In the interludes between the business of combat, Hecht and MacArthur have fun with tense travel exploits across hazards including a rickety bridge. The film salutes the ingenuity of British soldiers but also wields the double-edged sword of local water carrier Gunga Din entranced by the foreign army and proving his worth by playing a crucial role in battle. The humble local and loyal servant is instrumental in the White Saviors' quest to tame the land, for better or for worse.

McLaglen, Grant and Fairbanks share decent chemistry and pull off the raucous friends routine where arguments, fisticuffs and pranks are just as likely as acts of valour.
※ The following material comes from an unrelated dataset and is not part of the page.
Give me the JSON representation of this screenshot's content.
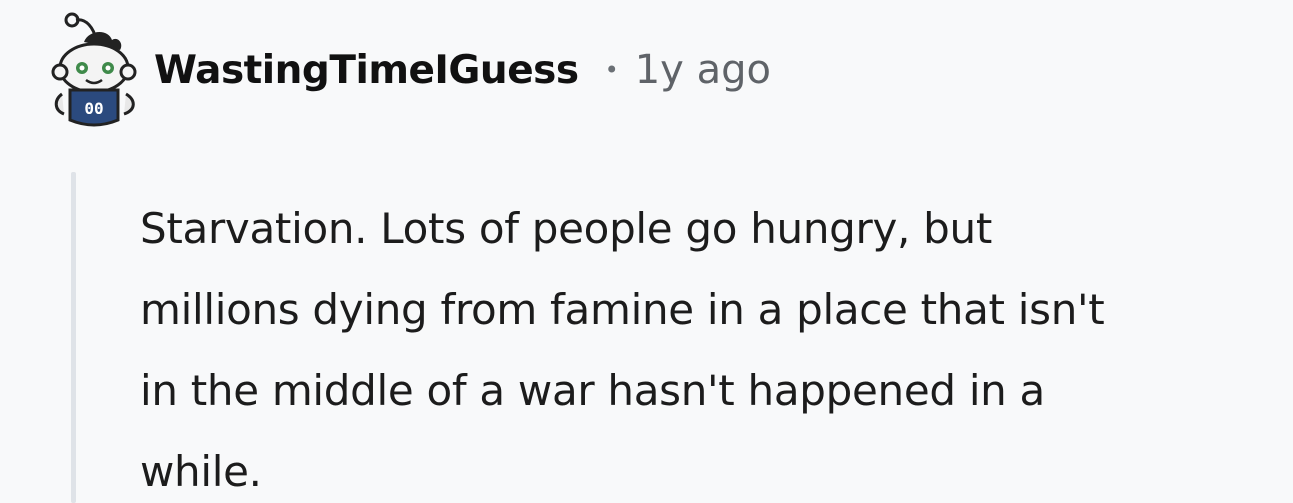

They are less than convincing as soldiers of any sort, but with the military combat scenes staged on a broad canvas, they don't need to be. Joan Fontaine gets a couple of scenes as the token fiancĂ©e, here reduced to a symbol of naggy disruptiveness, but is otherwise wasted. Montagu Love is the gruff base commander Colonel Weed, and Robert Coote is the pantomime frenemy as the stuffy and unpopular Sergeant Higginbotham.

Well staged and infinitely enthusiastic, Gunga Din defines cheeky escapism.